ST. LOUIS — Fresh off the heels of its merger with Medco Health Solutions, pharmacy benefit manager Express Scripts announced Monday the launch of a medication nonadherence detection system and offered a preview of its annual "Drug Trend Report."

ScreenRx uses predictive modeling to detect future risk for nonadherence and tailors interventions for individual patients, offering them interventions to help them stay on their therapies once they're identified. The program considers more than 400 known factors about the patient, physician, disease and therapy to identify who is most likely to stop taking their medications and identify ways to prevent nonadherence, such as daily alerts, 90-day fills or auto-renewals.
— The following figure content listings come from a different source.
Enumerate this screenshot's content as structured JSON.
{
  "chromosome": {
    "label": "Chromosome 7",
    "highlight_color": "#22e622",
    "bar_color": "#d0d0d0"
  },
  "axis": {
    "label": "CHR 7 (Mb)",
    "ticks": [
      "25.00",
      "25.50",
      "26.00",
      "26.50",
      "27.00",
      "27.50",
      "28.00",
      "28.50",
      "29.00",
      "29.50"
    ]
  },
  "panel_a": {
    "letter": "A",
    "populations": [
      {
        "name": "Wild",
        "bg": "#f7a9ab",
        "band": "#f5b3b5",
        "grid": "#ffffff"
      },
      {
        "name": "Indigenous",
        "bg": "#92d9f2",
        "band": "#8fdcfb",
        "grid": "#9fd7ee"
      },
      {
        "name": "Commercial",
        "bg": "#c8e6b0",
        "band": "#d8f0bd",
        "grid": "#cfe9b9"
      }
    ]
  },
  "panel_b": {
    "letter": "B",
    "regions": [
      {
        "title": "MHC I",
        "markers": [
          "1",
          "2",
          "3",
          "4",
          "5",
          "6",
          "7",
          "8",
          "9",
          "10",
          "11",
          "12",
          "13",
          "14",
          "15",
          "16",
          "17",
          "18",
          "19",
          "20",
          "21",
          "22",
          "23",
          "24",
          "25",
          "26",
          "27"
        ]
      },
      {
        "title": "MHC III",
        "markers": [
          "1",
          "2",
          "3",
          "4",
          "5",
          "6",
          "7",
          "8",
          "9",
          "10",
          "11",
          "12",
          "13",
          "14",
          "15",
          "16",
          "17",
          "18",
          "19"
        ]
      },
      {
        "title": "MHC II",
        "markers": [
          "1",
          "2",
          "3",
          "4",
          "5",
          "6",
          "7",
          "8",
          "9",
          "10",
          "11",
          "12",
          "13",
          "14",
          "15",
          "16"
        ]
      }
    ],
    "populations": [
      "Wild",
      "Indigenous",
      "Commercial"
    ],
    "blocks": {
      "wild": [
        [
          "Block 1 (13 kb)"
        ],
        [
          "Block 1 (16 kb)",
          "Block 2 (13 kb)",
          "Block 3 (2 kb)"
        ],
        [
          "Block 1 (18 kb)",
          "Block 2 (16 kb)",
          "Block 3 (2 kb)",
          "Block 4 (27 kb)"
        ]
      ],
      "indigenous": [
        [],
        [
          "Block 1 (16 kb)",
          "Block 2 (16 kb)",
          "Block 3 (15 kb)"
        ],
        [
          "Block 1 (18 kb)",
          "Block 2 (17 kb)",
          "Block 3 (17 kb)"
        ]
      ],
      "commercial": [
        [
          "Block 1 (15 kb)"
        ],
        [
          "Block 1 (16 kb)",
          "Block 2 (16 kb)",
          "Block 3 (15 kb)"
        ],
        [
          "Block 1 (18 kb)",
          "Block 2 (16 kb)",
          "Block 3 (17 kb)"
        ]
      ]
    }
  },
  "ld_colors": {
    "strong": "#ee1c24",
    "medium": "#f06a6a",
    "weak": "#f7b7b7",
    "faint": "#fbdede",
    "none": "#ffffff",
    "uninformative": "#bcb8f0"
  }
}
"ScreenRx enables Express Scripts to provide the most appropriate assistance to help each individual patient make healthier decisions, months after they might stop taking their medication," ESI chief medical officer Steve Miller said. "This solution brings the country one step closer to more affordable and effective care."

According to the 2011 "Drug Trend Report," for many therapies, less than 50% of patients take their medications as prescribed, costing the country's healthcare system $317.4 billion in 2011, while eliminating nonadherence would cover the cost of providing health care for more than 44.8 million uninsured Americans.

The report also found that spending on prescription drugs increased 2.7% in 2011, the lowest annual drug trend the PBM has ever recorded. Trend for traditional medications fell to 0.1%, while specialty drug trend increased by 17.1%, with the top three specialty classes — inflammatory diseases, multiple sclerosis and cancer — accounting for 57.6% of total specialty spending. Meanwhile, hepatitis C had the highest cost increase of any specialty therapy class thanks to the introduction of new drugs.

Meanwhile, a 7% trend was found in diabetes, which accounts for the largest drug spend.